Although rural areas were less affected by overdiagnosis than their urban counterparts, overdiagnosis cannot be ignored in these areas for at least two reasons. First, uneven development was seen within rural areas. For example, Jiashan county, where we observed substantial overdiagnosis, is among the top 100 counties in China in terms of comprehensive strength and development. Second, the rate of urbanisation has been accelerating in China over the past four decades. With the fast socioeconomic transition, the trends of thyroid cancer overdiagnosis observed in urban areas could potentially spread to rural areas if no regulation measures are available.

In conclusion, we found that many registries in China, predominantly in urban areas, seem to display the typical epidemiological features of overdiagnosis of thyroid cancer. These features include a large geographical variability in the incidence of the disease; a fast increase in incidence over a short period of time without a corresponding increase in mortality; a large proportion of papillary carcinomas; a great distortion of age-specific curves; and a positive correlation with indicators that are proxies of availability and access to health care, such as GDP per capita and number of hospital beds, suggesting that overdiagnosis has a major role in the regional variation of incidence of thyroid cancer.

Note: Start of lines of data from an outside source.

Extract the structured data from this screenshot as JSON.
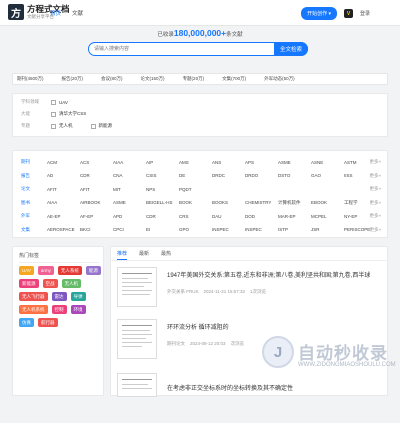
{
  "header": {
    "logo_mark": "方",
    "logo_name": "方程式文档",
    "logo_sub": "文献分享平台",
    "nav": [
      "首页",
      "文献"
    ],
    "join_label": "开始创作",
    "vip_icon": "V",
    "login_label": "登录"
  },
  "hero": {
    "count_prefix": "已收录",
    "count": "180,000,000+",
    "count_suffix": "条文献",
    "search_placeholder": "请输入搜索内容",
    "search_button": "全文检索"
  },
  "categories": [
    "期刊(4500万)",
    "报告(20万)",
    "会议(80万)",
    "论文(150万)",
    "专题(20万)",
    "文集(700万)",
    "外军动态(50万)"
  ],
  "filters": [
    {
      "label": "学科领域",
      "value": "UAV",
      "icon": "box-icon"
    },
    {
      "label": "大能",
      "value": "清华大学CSS",
      "icon": "box-icon"
    },
    {
      "label": "专题",
      "values": [
        "无人机",
        "新能源"
      ],
      "icon": "box-icon"
    }
  ],
  "databases": [
    {
      "label": "期刊",
      "items": [
        "ACM",
        "ACS",
        "AIAA",
        "AIP",
        "AMS",
        "ANS",
        "APS",
        "ASME",
        "ASNE",
        "ASTM"
      ],
      "more": "更多»"
    },
    {
      "label": "报告",
      "items": [
        "AD",
        "CDR",
        "CNA",
        "CSIS",
        "DE",
        "DRDC",
        "DRDO",
        "DSTO",
        "GAO",
        "IISS"
      ],
      "more": "更多»"
    },
    {
      "label": "论文",
      "items": [
        "AFIT",
        "AFIT",
        "MIT",
        "NPS",
        "PQDT"
      ],
      "more": "更多»"
    },
    {
      "label": "图书",
      "items": [
        "AIAA",
        "AIRBOOK",
        "ASME",
        "BEIGELL-HS",
        "BOOK",
        "BOOKS",
        "CHEMISTRY",
        "计算机软件",
        "EBOOK",
        "工程学"
      ],
      "more": "更多»"
    },
    {
      "label": "外军",
      "items": [
        "AE-EP",
        "AF-EP",
        "APD",
        "CDR",
        "CRS",
        "DAU",
        "DOD",
        "MAR-EP",
        "MCPEL",
        "NY-EP"
      ],
      "more": "更多»"
    },
    {
      "label": "文集",
      "items": [
        "AEROSPACE",
        "BKCI",
        "CPCI",
        "EI",
        "GPO",
        "INSPEC",
        "INSPEC",
        "ISTP",
        "JSR",
        "PERISCOPE"
      ],
      "more": "更多»"
    }
  ],
  "hot": {
    "title": "热门标签",
    "tags": [
      {
        "label": "UAV",
        "color": "#f5a623"
      },
      {
        "label": "army",
        "color": "#f06292"
      },
      {
        "label": "无人系统",
        "color": "#e53935"
      },
      {
        "label": "能源",
        "color": "#9575cd"
      },
      {
        "label": "新能源",
        "color": "#ec407a"
      },
      {
        "label": "空战",
        "color": "#ef5350"
      },
      {
        "label": "无人机",
        "color": "#66bb6a"
      },
      {
        "label": "无人飞行器",
        "color": "#ef5350"
      },
      {
        "label": "雷达",
        "color": "#7e57c2"
      },
      {
        "label": "导弹",
        "color": "#26a69a"
      },
      {
        "label": "无人机系统",
        "color": "#ff7043"
      },
      {
        "label": "控制",
        "color": "#ec407a"
      },
      {
        "label": "环境",
        "color": "#ab47bc"
      },
      {
        "label": "仿真",
        "color": "#42a5f5"
      },
      {
        "label": "航行器",
        "color": "#ef5350"
      }
    ]
  },
  "feed": {
    "tabs": [
      "推荐",
      "最新",
      "最热"
    ],
    "docs": [
      {
        "title": "1947年美国外交关系:第五卷,近东和非洲;第八卷,美利坚共和国;第九卷,西半球",
        "source": "外交关系 FRUS",
        "date": "2024-11-21 15:57:32",
        "views": "1次浏览"
      },
      {
        "title": "环环流分析 循环减阻的",
        "source": "期刊论文",
        "date": "2024-08-12 20:03",
        "views": "次浏览"
      },
      {
        "title": "在考虑非正交坐标系时的坐标转换及其不确定性",
        "source": "",
        "date": "",
        "views": ""
      }
    ]
  },
  "watermark": {
    "mark": "J",
    "text": "自动秒收录",
    "url": "WWW.ZIDONGMIAOSHOULU.COM"
  }
}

Overall, our analyses indicate a possible sizeable problem of over- diagnosis of thyroid cancer in several urban cities in China. Individuals who are overdiagnosed with thyroid cancer undergo heavy and unnecessary treatments (including surgical removal of the thyroid gland and lifelong hormonal replacement therapy), which implies substantial impairment of patients’ quality of life and also relevant economic costs for patients and the health system. Thyroid cancer overdiagnosis is an example of medical service overuse, which is a major challenge to increase health service equality and reduce the governmental expenditure simultaneously. Our findings from China—a country rapidly transitioning to a higher level of socioeconomic status—should be an early warning to this emerging economy and other countries at a similar stage of development.